Avvenire, 17 gennaio 2023
No al teschio della morte sulla bottiglia
Francamente, non me l’aspettavo. Bruxelles ha dato l’ok agli alert sanitari sulle bottiglie di vino. Già non capisco che senso abbiano gli allarmi sui pacchetti di sigarette: tu sei lo Stato, hai messo nella Costituzione che il tuo compito è proteggere la salute dei tuoi cittadini, allora come puoi vendere, in regime di monopolio (cioè: tu vendi questo prodotto, ma impedisci che chiunque altro possa venderlo), un prodotto ma nel contempo decidi di contrassegnarlo con l’ammonimento che chi lo usa può ammalarsi e addirittura morire? Il messaggio che trasmetti contraddice la ragione per cui esisti, perché con quel messaggio tu Stato dici: io fabbrico (ieri) o faccio fabbricare (oggi) e vendo questo prodotto altamente nocivo, dunque faccio del male a voi cittadini, ma con questo mercato ci guadagno, quindi faccio del bene a me. Perciò: morite ma datemi soldi.
Ho sempre pensato, ma so che scriverlo è audace, che fabbricare e vendere sigarette sia incostituzionale. Lo Stato potrebbe (anzi, dovrebbe) essere condannato per questo. Credo d’averlo anche scritto. Ma non succede nulla. Una volta, quando prendeva piede l’informazione sui mali prodotti dal fumo, sui pacchetti di sigarette veniva stampigliato il teschio della morte, con la scritta: “Il fumo uccide”. Per lo Stato era un problema economico: era enorme la somma che lo Stato ci rimetteva per le malattie polmonari e per le assenze dal lavoro. Il fumo, e lo dico da non-fumatore, era indicato come causa di molti malanni e di nessun beneficio, se non la rilassatezza che conferisce a chi ormai ne patisce la dipendenza. Ma per il vino non è così.

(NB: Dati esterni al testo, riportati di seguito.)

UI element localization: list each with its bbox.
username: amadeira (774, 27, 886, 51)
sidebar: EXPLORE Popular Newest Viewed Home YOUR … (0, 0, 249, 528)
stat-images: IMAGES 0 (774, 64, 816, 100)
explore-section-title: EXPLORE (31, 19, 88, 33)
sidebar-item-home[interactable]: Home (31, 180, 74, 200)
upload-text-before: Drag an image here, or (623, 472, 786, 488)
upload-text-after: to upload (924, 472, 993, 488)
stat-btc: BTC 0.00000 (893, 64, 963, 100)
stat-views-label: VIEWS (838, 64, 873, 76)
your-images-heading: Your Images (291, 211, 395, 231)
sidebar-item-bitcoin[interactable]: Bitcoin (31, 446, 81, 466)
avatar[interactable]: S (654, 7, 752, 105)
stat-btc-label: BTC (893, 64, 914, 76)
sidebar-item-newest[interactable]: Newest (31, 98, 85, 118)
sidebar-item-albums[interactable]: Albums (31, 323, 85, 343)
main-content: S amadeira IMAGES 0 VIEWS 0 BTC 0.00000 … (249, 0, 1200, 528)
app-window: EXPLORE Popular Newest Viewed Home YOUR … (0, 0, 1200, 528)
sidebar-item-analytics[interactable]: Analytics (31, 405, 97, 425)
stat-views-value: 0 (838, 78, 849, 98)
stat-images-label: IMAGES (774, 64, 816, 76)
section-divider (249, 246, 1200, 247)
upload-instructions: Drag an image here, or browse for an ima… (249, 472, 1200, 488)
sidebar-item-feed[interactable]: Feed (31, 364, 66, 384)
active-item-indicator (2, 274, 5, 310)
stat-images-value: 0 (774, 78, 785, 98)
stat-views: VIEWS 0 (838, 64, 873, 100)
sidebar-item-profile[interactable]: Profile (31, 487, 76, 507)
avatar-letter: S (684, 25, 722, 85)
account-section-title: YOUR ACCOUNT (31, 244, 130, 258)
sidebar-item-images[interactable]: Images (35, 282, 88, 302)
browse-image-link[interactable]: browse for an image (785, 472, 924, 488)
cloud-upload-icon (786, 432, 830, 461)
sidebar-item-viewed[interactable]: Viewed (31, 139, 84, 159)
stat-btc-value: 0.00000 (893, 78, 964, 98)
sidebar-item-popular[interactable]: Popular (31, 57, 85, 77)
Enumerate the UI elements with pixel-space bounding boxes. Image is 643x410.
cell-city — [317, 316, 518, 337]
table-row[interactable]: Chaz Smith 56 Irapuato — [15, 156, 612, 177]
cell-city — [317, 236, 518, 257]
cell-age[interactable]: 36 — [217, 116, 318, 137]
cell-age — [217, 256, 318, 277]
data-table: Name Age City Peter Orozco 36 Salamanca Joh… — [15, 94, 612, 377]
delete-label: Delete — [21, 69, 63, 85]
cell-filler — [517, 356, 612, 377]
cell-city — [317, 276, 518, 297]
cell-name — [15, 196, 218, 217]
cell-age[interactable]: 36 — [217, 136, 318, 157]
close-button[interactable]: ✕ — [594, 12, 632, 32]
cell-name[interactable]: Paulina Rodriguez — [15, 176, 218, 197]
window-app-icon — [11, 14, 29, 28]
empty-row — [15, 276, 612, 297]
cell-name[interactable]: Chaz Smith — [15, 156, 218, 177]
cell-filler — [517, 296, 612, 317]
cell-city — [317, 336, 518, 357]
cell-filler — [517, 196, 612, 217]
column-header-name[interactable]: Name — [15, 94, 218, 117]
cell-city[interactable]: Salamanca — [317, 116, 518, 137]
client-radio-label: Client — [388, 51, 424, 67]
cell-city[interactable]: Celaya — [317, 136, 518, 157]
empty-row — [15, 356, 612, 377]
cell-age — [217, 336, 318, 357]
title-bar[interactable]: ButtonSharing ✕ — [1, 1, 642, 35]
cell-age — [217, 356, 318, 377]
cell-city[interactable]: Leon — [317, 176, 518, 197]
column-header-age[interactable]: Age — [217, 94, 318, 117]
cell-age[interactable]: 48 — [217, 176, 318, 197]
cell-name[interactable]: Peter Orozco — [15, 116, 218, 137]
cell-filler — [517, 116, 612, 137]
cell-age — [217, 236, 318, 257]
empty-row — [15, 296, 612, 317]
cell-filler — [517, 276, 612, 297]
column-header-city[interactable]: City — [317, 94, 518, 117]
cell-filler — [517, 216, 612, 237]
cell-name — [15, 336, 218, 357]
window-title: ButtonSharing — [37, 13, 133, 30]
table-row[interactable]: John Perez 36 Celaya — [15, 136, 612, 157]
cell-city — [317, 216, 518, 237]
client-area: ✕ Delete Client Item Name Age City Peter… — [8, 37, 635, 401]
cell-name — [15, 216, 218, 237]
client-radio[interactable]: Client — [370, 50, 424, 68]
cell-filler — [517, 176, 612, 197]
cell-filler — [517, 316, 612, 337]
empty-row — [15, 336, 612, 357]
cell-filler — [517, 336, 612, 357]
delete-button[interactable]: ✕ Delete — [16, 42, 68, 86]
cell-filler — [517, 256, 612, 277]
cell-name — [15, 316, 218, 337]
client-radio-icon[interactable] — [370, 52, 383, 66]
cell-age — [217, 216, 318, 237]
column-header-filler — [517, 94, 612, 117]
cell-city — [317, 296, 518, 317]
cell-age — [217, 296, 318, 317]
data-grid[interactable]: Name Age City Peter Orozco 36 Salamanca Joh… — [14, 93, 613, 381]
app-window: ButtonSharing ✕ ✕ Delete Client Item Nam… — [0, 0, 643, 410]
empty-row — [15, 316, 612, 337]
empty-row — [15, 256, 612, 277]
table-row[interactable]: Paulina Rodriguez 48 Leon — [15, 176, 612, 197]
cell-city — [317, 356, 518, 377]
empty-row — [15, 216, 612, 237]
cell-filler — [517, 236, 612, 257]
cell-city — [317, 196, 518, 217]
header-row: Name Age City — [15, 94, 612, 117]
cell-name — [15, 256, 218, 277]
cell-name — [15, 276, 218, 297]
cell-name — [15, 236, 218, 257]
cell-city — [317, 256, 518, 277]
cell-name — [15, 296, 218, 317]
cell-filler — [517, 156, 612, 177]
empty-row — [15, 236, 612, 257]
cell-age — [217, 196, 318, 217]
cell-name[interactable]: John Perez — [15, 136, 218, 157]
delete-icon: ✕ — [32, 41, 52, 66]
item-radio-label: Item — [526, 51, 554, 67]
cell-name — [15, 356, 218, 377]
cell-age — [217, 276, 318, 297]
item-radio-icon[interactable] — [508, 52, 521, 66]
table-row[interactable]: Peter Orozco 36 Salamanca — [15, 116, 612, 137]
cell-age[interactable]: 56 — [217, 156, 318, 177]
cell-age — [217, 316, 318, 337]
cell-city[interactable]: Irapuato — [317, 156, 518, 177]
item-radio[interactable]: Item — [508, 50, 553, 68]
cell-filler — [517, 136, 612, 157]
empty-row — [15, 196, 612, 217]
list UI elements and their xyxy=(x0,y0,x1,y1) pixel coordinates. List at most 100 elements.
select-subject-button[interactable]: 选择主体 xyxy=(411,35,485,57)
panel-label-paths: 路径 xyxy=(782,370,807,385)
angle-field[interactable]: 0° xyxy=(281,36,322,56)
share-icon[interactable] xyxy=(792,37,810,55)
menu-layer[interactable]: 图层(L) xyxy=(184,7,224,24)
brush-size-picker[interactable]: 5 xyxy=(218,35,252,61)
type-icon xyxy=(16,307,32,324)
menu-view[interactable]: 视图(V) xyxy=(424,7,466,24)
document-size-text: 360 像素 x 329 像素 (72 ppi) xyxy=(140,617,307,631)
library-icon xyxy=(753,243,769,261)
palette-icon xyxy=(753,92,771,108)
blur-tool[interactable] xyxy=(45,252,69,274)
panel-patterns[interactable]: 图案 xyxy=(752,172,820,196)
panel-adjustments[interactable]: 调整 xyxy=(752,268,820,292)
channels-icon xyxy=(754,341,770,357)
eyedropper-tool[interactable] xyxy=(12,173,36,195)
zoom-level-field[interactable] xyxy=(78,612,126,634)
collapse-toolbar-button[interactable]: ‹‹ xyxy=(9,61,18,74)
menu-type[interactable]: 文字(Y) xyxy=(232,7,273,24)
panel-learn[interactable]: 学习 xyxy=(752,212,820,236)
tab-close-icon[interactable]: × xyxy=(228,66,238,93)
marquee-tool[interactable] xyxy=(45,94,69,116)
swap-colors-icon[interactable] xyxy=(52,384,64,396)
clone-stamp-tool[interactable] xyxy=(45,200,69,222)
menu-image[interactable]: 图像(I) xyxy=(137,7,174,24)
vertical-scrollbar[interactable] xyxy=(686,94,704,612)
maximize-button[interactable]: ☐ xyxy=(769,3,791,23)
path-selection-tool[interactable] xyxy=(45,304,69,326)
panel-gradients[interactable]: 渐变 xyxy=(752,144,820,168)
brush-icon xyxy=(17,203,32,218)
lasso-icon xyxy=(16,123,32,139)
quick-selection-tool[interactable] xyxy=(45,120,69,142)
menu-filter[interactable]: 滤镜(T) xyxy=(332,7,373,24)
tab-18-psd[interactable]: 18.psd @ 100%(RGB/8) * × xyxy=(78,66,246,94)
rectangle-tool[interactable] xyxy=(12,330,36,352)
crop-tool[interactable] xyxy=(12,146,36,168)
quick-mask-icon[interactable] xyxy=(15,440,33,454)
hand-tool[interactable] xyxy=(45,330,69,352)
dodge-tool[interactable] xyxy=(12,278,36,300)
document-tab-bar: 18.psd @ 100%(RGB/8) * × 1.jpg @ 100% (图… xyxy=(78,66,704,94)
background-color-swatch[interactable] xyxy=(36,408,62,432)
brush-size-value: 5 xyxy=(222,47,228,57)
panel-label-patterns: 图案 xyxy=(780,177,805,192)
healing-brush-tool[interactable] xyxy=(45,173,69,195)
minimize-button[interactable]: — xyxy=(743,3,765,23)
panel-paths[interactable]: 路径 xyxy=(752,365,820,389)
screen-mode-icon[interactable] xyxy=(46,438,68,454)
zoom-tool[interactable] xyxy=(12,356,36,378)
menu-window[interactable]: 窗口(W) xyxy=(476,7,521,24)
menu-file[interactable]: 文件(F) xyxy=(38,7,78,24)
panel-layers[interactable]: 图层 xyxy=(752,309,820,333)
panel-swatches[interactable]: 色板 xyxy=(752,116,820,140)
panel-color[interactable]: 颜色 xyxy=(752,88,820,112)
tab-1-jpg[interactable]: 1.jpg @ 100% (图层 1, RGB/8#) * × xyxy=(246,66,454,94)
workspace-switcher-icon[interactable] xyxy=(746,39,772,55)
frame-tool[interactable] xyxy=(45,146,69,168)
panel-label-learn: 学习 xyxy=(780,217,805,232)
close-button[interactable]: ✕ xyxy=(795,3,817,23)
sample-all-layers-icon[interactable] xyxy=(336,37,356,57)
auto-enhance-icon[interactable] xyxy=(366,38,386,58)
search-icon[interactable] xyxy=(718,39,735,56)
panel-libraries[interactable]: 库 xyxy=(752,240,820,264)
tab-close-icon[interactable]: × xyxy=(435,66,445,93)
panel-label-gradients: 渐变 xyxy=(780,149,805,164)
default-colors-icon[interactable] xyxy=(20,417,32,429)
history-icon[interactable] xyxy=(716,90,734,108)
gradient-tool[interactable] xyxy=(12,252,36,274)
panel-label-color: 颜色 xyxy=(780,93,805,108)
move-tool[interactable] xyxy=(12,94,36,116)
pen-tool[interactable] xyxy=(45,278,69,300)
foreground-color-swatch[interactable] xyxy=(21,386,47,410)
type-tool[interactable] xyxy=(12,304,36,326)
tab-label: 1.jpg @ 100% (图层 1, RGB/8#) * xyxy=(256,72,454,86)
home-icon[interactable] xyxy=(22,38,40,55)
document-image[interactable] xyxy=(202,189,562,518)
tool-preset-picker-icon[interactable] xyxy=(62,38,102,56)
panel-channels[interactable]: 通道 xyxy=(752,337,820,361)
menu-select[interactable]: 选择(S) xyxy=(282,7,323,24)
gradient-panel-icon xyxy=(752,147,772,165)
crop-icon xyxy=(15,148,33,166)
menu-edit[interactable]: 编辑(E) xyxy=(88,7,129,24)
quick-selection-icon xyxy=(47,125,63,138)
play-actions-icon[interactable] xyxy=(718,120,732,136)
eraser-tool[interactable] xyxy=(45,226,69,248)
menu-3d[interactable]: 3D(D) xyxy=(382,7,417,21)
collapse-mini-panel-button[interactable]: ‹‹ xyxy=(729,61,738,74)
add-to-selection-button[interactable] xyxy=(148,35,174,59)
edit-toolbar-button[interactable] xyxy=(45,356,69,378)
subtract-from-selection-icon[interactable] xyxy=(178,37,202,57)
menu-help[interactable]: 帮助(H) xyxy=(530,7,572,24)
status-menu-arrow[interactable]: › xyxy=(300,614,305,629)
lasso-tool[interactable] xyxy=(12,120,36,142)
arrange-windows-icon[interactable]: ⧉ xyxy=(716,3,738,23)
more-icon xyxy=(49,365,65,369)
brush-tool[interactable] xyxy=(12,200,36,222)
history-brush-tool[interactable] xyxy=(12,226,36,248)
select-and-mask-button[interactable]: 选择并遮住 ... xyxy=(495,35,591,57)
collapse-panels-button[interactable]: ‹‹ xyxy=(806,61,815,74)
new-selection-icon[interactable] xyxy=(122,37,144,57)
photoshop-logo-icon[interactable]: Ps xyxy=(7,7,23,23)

Per il vino si può accusare l’abuso ma non l’uso. L’uso ha una tradizione trimillenaria e ha creato una cultura raffinata. Ci sono i popoli del vino e i popoli della birra, e i popoli della birra considerano più raffinati i popoli del vino. “Volete qualcosa da bere?” chiede una sorella Buddenbrook al fratello che la va a trovare. “Sì, grazie” risponde quello. “Birra o vino?”. “Come volete voi”. “No no, come volete voi”. “Vino, grazie”. “Davvero non volete birra?”. “Come volete voi”. “No no, come volete voi”. “Allora vino, grazie” risponde lui piccato. Thomas Mann mette questo dialogo nei Buddenbrook come esempio di rozzezza: tutti, anche quelli che bevono birra, sanno che il vino è più raffinato. Il vino è cultura: bevendo vino nei lirici greci si festeggiava la morte del tiranno. Col vino si concludono gli affari, e il mediatore offre un bicchiere al compratore e uno al venditore. Nel vino si può sentire, io la sento, la composizione minerale delle colline che l’han prodotto. Sull’Amarone della Valpolicella sento il sole del lago di Garda. È come bere il sole.
Perciò dico: sulla bottiglia mettiamo una foto delle colline che han nutrito le vigne, non un simbolo mortuario. Se poi all’estero vogliono boicottare i nostri vini perché loro non reggono il confronto, cerchino di migliorare.